Students in Service and Leadership at Harvard

Blueprint for Action Part I- The Lack of Emphasis on Musical Service at Harvard

Countless studies show that music could potentially serve as a beneficial, cost-effective method of combating negative emotion and facilitating mood management. Exposure to music has been found to have a positive impact on quality of life and emotional, mental well-being across an individual’s lifespan. With this information in mind, it is crucial that student musicians at Harvard are well- informed about the benefits of music that can go far beyond the enjoyment individuals receive as audience members in the fancy concert halls. With the abundance of musical talent amidst the Harvard community, there is much potential for a healing impact to be made, especially in underserved, underprivileged youth populations. Furthermore, serving others through music can be a powerful vision that connects student musicians at Harvard, perhaps even refueling their passion for music that has faded due to burnout. 

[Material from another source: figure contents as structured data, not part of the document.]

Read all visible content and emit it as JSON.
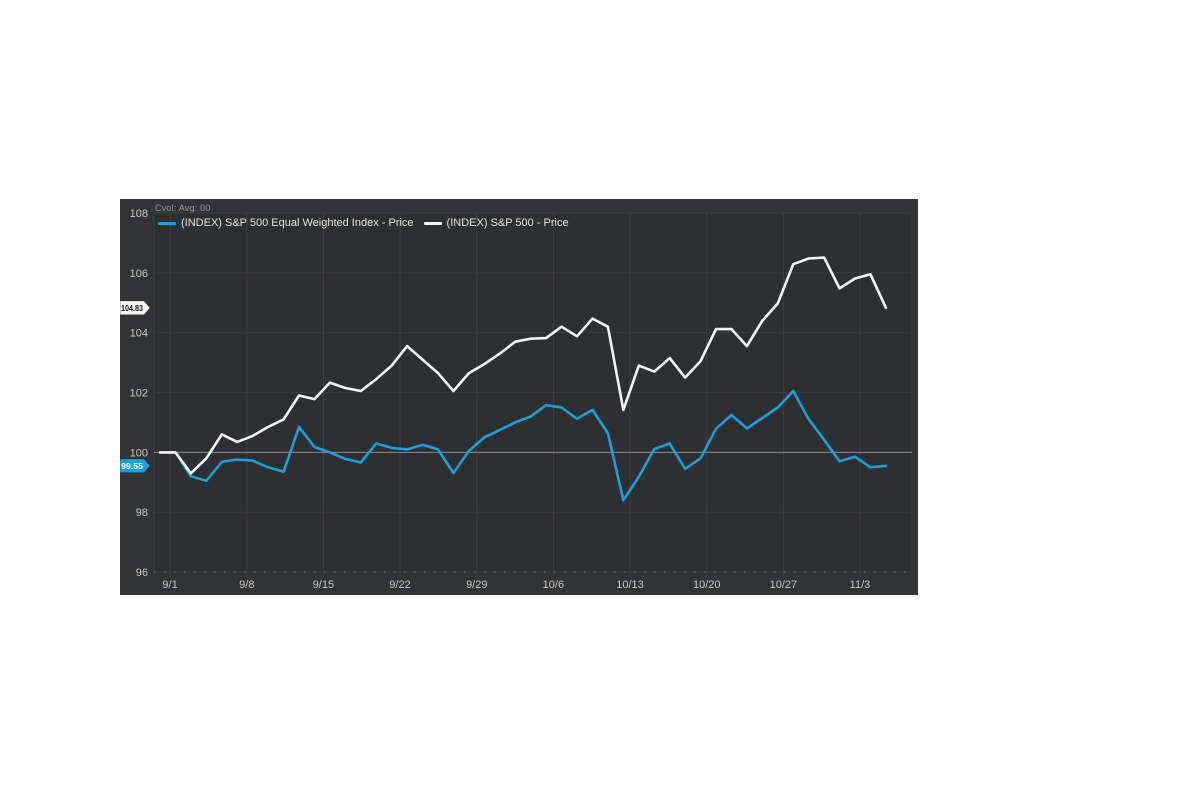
{
  "chart": {
    "indicator_label": "Cvol: Avg: 00",
    "colors": {
      "panel_bg": "#323334",
      "plot_bg": "#2e2f30",
      "plot_border": "#3c3d3e",
      "grid_vertical": "#3f4041",
      "grid_horizontal": "#38393a",
      "baseline_100": "#8a8a8a",
      "axis_dotted": "#7a7a7a",
      "tick_text": "#c8c8c8",
      "blue_series": "#1d9fd9",
      "white_series": "#f2f3f4",
      "badge_white_bg": "#f5f5f5",
      "badge_white_text": "#111111",
      "badge_blue_text": "#ffffff"
    }
  },
  "chart_data": {
    "type": "line",
    "title": "",
    "xlabel": "",
    "ylabel": "",
    "ylim": [
      96,
      108
    ],
    "y_ticks": [
      96,
      98,
      100,
      102,
      104,
      106,
      108
    ],
    "x_tick_labels": [
      "9/1",
      "9/8",
      "9/15",
      "9/22",
      "9/29",
      "10/6",
      "10/13",
      "10/20",
      "10/27",
      "11/3"
    ],
    "x_tick_positions": [
      0.65,
      5.62,
      10.58,
      15.54,
      20.51,
      25.47,
      30.43,
      35.4,
      40.36,
      45.32
    ],
    "baseline_value": 100,
    "grid": "vertical weekly lines, faint horizontal lines every 2 units, solid gray line at 100, dotted bottom axis",
    "legend_position": "top-left",
    "series": [
      {
        "name": "(INDEX) S&P 500 Equal Weighted Index - Price",
        "color": "#1d9fd9",
        "last_label": "99.55",
        "values": [
          100.0,
          100.0,
          99.2,
          99.05,
          99.68,
          99.76,
          99.72,
          99.5,
          99.35,
          100.85,
          100.18,
          100.0,
          99.78,
          99.66,
          100.3,
          100.15,
          100.1,
          100.25,
          100.1,
          99.31,
          100.05,
          100.5,
          100.75,
          101.0,
          101.2,
          101.58,
          101.5,
          101.12,
          101.42,
          100.64,
          98.4,
          99.18,
          100.11,
          100.3,
          99.45,
          99.8,
          100.79,
          101.25,
          100.8,
          101.15,
          101.5,
          102.05,
          101.11,
          100.42,
          99.7,
          99.85,
          99.5,
          99.55
        ]
      },
      {
        "name": "(INDEX) S&P 500 - Price",
        "color": "#f2f3f4",
        "last_label": "104.83",
        "values": [
          100.0,
          100.0,
          99.3,
          99.8,
          100.6,
          100.35,
          100.55,
          100.85,
          101.1,
          101.9,
          101.78,
          102.33,
          102.15,
          102.05,
          102.45,
          102.9,
          103.55,
          103.1,
          102.65,
          102.05,
          102.65,
          102.95,
          103.3,
          103.7,
          103.8,
          103.82,
          104.2,
          103.88,
          104.47,
          104.2,
          101.42,
          102.9,
          102.7,
          103.15,
          102.5,
          103.05,
          104.12,
          104.12,
          103.55,
          104.4,
          104.98,
          106.29,
          106.48,
          106.51,
          105.48,
          105.81,
          105.95,
          104.83
        ]
      }
    ]
  }
}
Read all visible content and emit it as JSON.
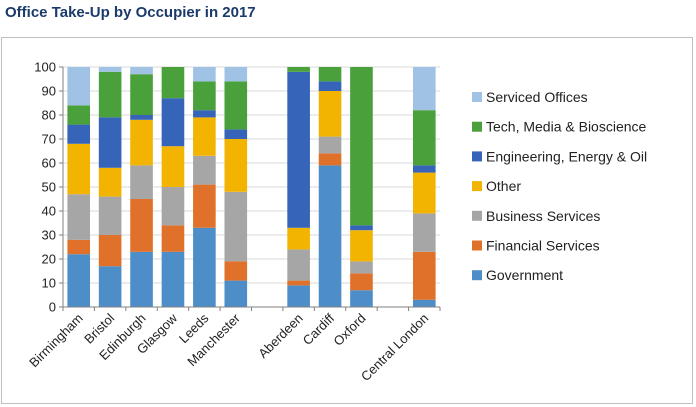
{
  "chart_data": {
    "type": "bar",
    "stacked": true,
    "percent_stacked": true,
    "title": "Office Take-Up by Occupier in 2017",
    "xlabel": "",
    "ylabel": "",
    "ylim": [
      0,
      100
    ],
    "yticks": [
      0,
      10,
      20,
      30,
      40,
      50,
      60,
      70,
      80,
      90,
      100
    ],
    "categories": [
      "Birmingham",
      "Bristol",
      "Edinburgh",
      "Glasgow",
      "Leeds",
      "Manchester",
      "",
      "Aberdeen",
      "Cardiff",
      "Oxford",
      "",
      "Central London"
    ],
    "series": [
      {
        "name": "Government",
        "color": "#4e8ec8",
        "values": [
          22,
          17,
          23,
          23,
          33,
          11,
          null,
          9,
          59,
          7,
          null,
          3
        ]
      },
      {
        "name": "Financial Services",
        "color": "#e0712b",
        "values": [
          6,
          13,
          22,
          11,
          18,
          8,
          null,
          2,
          5,
          7,
          null,
          20
        ]
      },
      {
        "name": "Business Services",
        "color": "#a6a6a6",
        "values": [
          19,
          16,
          14,
          16,
          12,
          29,
          null,
          13,
          7,
          5,
          null,
          16
        ]
      },
      {
        "name": "Other",
        "color": "#f2b400",
        "values": [
          21,
          12,
          19,
          17,
          16,
          22,
          null,
          9,
          19,
          13,
          null,
          17
        ]
      },
      {
        "name": "Engineering, Energy & Oil",
        "color": "#3564b8",
        "values": [
          8,
          21,
          2,
          20,
          3,
          4,
          null,
          65,
          4,
          2,
          null,
          3
        ]
      },
      {
        "name": "Tech, Media & Bioscience",
        "color": "#4aa03b",
        "values": [
          8,
          19,
          17,
          13,
          12,
          20,
          null,
          2,
          6,
          66,
          null,
          23
        ]
      },
      {
        "name": "Serviced Offices",
        "color": "#9fc2e5",
        "values": [
          16,
          2,
          3,
          0,
          6,
          6,
          null,
          0,
          0,
          0,
          null,
          18
        ]
      }
    ],
    "legend_position": "right",
    "legend_order": [
      "Serviced Offices",
      "Tech, Media & Bioscience",
      "Engineering, Energy & Oil",
      "Other",
      "Business Services",
      "Financial Services",
      "Government"
    ]
  }
}
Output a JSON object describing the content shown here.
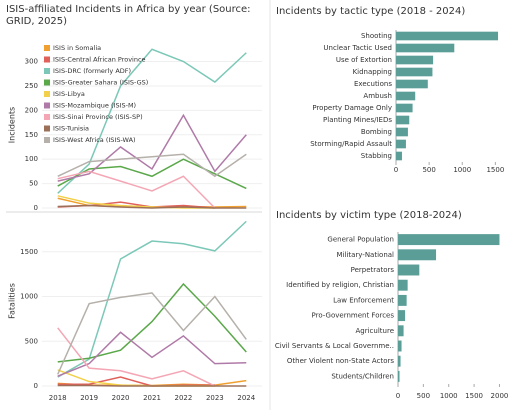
{
  "chart_data": [
    {
      "type": "line",
      "title": "ISIS-affiliated Incidents in Africa by year (Source: GRID, 2025)",
      "ylabel": "Incidents",
      "ylim": [
        0,
        340
      ],
      "yticks": [
        0,
        50,
        100,
        150,
        200,
        250,
        300
      ],
      "grid": true,
      "legend": "top-left",
      "series": [
        {
          "name": "ISIS in Somalia",
          "color": "#f0a030",
          "values": [
            20,
            5,
            3,
            2,
            3,
            2,
            3
          ]
        },
        {
          "name": "ISIS-Central African Province",
          "color": "#e0605a",
          "values": [
            2,
            5,
            12,
            2,
            5,
            0,
            null
          ]
        },
        {
          "name": "ISIS-DRC (formerly ADF)",
          "color": "#7cc8b8",
          "values": [
            30,
            90,
            250,
            325,
            300,
            258,
            318
          ]
        },
        {
          "name": "ISIS-Greater Sahara (ISIS-GS)",
          "color": "#5aa84a",
          "values": [
            45,
            80,
            85,
            65,
            100,
            70,
            40
          ]
        },
        {
          "name": "ISIS-Libya",
          "color": "#f2d04a",
          "values": [
            25,
            10,
            5,
            2,
            0,
            0,
            null
          ]
        },
        {
          "name": "ISIS-Mozambique (ISIS-M)",
          "color": "#b07aa8",
          "values": [
            55,
            70,
            125,
            80,
            190,
            75,
            150
          ]
        },
        {
          "name": "ISIS-Sinai Province (ISIS-SP)",
          "color": "#f4a6b4",
          "values": [
            60,
            75,
            55,
            35,
            65,
            0,
            null
          ]
        },
        {
          "name": "ISIS-Tunisia",
          "color": "#9c7058",
          "values": [
            3,
            5,
            2,
            0,
            2,
            0,
            0
          ]
        },
        {
          "name": "ISIS-West Africa (ISIS-WA)",
          "color": "#b5b0aa",
          "values": [
            65,
            95,
            100,
            105,
            110,
            65,
            110
          ]
        }
      ]
    },
    {
      "type": "line",
      "ylabel": "Fatalities",
      "x": [
        2018,
        2019,
        2020,
        2021,
        2022,
        2023,
        2024
      ],
      "xlim": [
        2017.5,
        2024.5
      ],
      "ylim": [
        0,
        1900
      ],
      "yticks": [
        0,
        500,
        1000,
        1500
      ],
      "grid": true,
      "series": [
        {
          "color": "#f0a030",
          "values": [
            30,
            10,
            10,
            5,
            20,
            10,
            60
          ]
        },
        {
          "color": "#e0605a",
          "values": [
            20,
            20,
            100,
            0,
            10,
            10,
            null
          ]
        },
        {
          "color": "#7cc8b8",
          "values": [
            100,
            300,
            1420,
            1620,
            1590,
            1510,
            1840
          ]
        },
        {
          "color": "#5aa84a",
          "values": [
            270,
            310,
            400,
            720,
            1140,
            780,
            380
          ]
        },
        {
          "color": "#f2d04a",
          "values": [
            180,
            50,
            10,
            0,
            0,
            0,
            null
          ]
        },
        {
          "color": "#b07aa8",
          "values": [
            110,
            250,
            600,
            320,
            560,
            250,
            260
          ]
        },
        {
          "color": "#f4a6b4",
          "values": [
            650,
            200,
            170,
            80,
            170,
            0,
            null
          ]
        },
        {
          "color": "#9c7058",
          "values": [
            5,
            5,
            0,
            0,
            0,
            0,
            0
          ]
        },
        {
          "color": "#b5b0aa",
          "values": [
            130,
            920,
            990,
            1040,
            620,
            1000,
            520
          ]
        }
      ]
    },
    {
      "type": "bar",
      "orientation": "horizontal",
      "title": "Incidents by tactic type (2018 - 2024)",
      "color": "#5b9e98",
      "categories": [
        "Shooting",
        "Unclear Tactic Used",
        "Use of Extortion",
        "Kidnapping",
        "Executions",
        "Ambush",
        "Property Damage Only",
        "Planting Mines/IEDs",
        "Bombing",
        "Storming/Rapid Assault",
        "Stabbing"
      ],
      "values": [
        1540,
        880,
        560,
        550,
        480,
        290,
        250,
        200,
        180,
        150,
        90
      ],
      "xlim": [
        0,
        1600
      ],
      "xticks": [
        0,
        500,
        1000,
        1500
      ]
    },
    {
      "type": "bar",
      "orientation": "horizontal",
      "title": "Incidents by victim type (2018-2024)",
      "color": "#5b9e98",
      "categories": [
        "General Population",
        "Military-National",
        "Perpetrators",
        "Identified by religion, Christian",
        "Law Enforcement",
        "Pro-Government Forces",
        "Agriculture",
        "Civil Servants & Local Governme..",
        "Other Violent non-State Actors",
        "Students/Children"
      ],
      "values": [
        2000,
        750,
        420,
        190,
        170,
        140,
        110,
        70,
        50,
        30
      ],
      "xlim": [
        0,
        2050
      ],
      "xticks": [
        0,
        500,
        1000,
        1500,
        2000
      ]
    }
  ]
}
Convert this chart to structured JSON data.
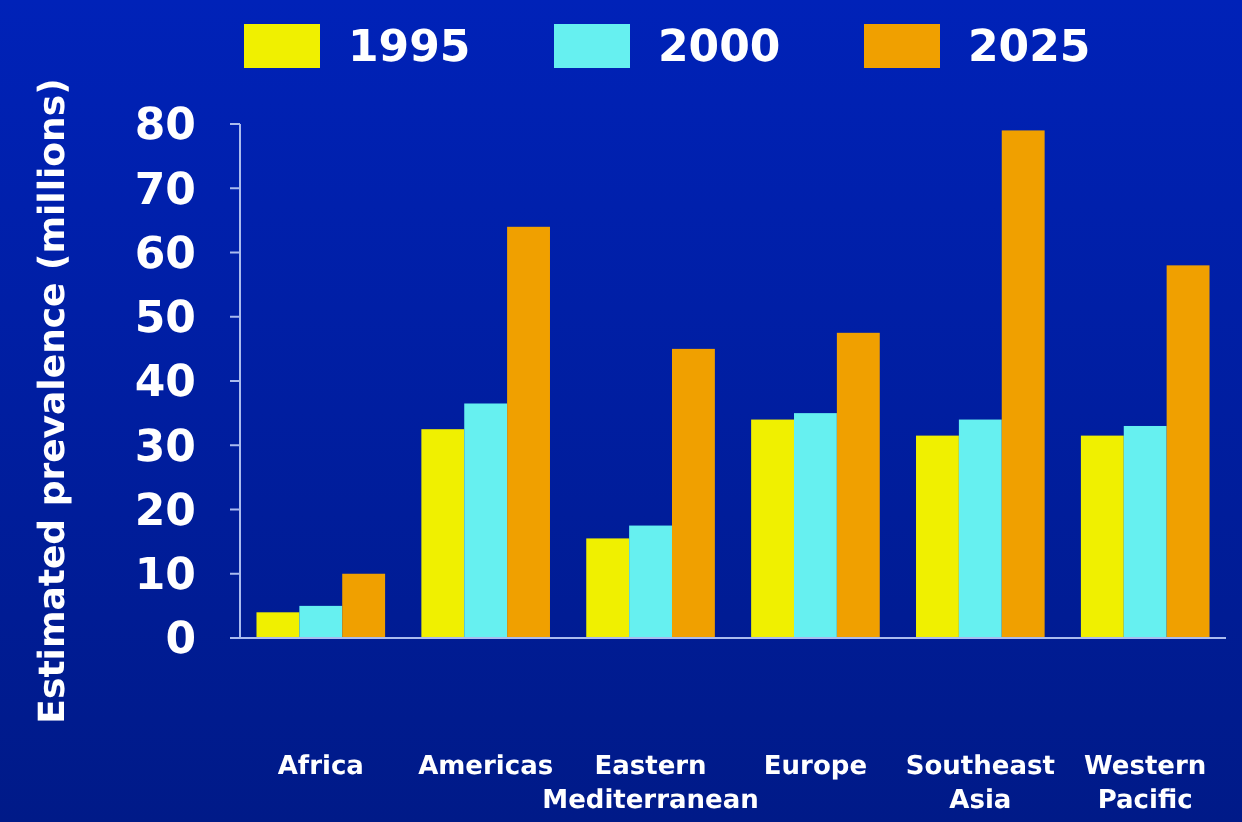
{
  "chart_data": {
    "type": "bar",
    "ylabel": "Estimated prevalence (millions)",
    "categories": [
      "Africa",
      "Americas",
      "Eastern Mediterranean",
      "Europe",
      "Southeast Asia",
      "Western Pacific"
    ],
    "series": [
      {
        "name": "1995",
        "color": "#f0f000",
        "values": [
          4,
          32.5,
          15.5,
          34,
          31.5,
          31.5
        ]
      },
      {
        "name": "2000",
        "color": "#66f0f0",
        "values": [
          5,
          36.5,
          17.5,
          35,
          34,
          33
        ]
      },
      {
        "name": "2025",
        "color": "#f0a000",
        "values": [
          10,
          64,
          45,
          47.5,
          79,
          58
        ]
      }
    ],
    "ylim": [
      0,
      80
    ],
    "yticks": [
      0,
      10,
      20,
      30,
      40,
      50,
      60,
      70,
      80
    ],
    "legend": "top",
    "grid": false
  }
}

After interviewing Harvard student musicians from different music organizations, with a primary focus on members from the Harvard Radcliffe Orchestra, I compiled and analyzed their responses to various questions regarding music and service. Out of the many student musicians I interviewed, four students shared particularly insightful experiences and opinions regarding music and service at Harvard. Short excerpts from these four interviews were included in the video above. 

From these four interviews, as well as the majority of the responses I received from other student musicians, it is clear that students do not feel that there are accessible opportunities for musical service at Harvard. Angela Li ‘24, who is a violinist in the Harvard Radcliffe Orchestra and was an Outreach Director last year, expressed the difficulties she faced in facilitating a service-minded vision within the organization. She mentioned that it was hard to have the bandwidth to initiate any outreach efforts due to the fact that Outreach Team members were instructed to help with “logistical tasks such as planning for performances.” This reveals that performance-based organizations have a clear priority for performance over service, and do not seem to emphasize nor facilitate enthusiasm for serving our community through music. Peter Jin ‘25, a member of the Harvard Glee Club and a previous member of the Harvard Din & Tonics, shared about his experience with musical outreach, but only to very privileged populations for the purpose of financially funding the organization. This cycle of constantly “shuffling money” to fundraise for acapella tours, “essentially the opposite of service,” seemed to distort and twist the definition of what musical service and outreach should look like. 

However, it is clear from my interview responses that student musicians do see the potential in music for service, and have a heart to use their musical talents to give back to others. These responses further support the need for more music service opportunities to be created at Harvard.